While it may seem more convenient to simply stack square bales one on top of the other resulting in a large block, it is safer to stack square bales so that there are no straight walls or faces (see Figure 2). 'Stepping' the bales so that no more than two bales are stacked directly on top of one another will ensure more structural stability in the stack.
For square bales stored in a shed the end of the stack that is not supported by a wall should not have a straight face. Rather, the end of the stack should be 'stepped' to reduce the risk of the end bales collapsing.
Trying to get as many bales in the shed with a straight wall or face could come at the cost of a serious injury or fatality.

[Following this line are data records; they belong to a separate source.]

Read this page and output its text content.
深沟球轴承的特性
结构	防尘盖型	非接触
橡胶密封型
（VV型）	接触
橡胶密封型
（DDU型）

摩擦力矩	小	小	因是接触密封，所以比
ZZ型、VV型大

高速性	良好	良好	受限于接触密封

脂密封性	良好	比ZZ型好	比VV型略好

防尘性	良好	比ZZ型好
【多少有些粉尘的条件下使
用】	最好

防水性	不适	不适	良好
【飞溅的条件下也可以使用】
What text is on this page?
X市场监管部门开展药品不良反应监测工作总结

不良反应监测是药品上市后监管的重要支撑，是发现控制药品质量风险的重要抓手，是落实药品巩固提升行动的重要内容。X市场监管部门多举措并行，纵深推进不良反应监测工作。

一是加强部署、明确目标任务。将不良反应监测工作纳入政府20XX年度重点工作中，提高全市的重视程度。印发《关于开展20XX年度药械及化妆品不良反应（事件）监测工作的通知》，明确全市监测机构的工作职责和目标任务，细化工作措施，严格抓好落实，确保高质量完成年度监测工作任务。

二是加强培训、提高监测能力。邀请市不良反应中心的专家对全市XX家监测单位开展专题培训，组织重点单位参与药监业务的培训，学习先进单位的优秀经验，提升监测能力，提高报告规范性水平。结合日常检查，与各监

Clear signage placed wherever large bales are stacked can help prevent tragedy when storing and transporting hay. At the 2010 National Fodder Conference, Australian Fodder Industry Association member Suzanne Woods from Calingiri, Western Australia, presented her safety sign concept to create awareness of the dangers of falling hay bales from stacks and trucks (see Figure 1).
The seriousness of this situation was brought home to the Woods family when her father was killed in an accident involving falling bales on their farm in October in 2009.
"The signs are designed to be used in a variety of situations and can be customised to suit different locations," she said. "Whether it is in the form of a portable sign while a truck is being loaded or unloaded, or adhesive signs on hayshed walls and columns, the simple graphic image gives a clear and immediate message."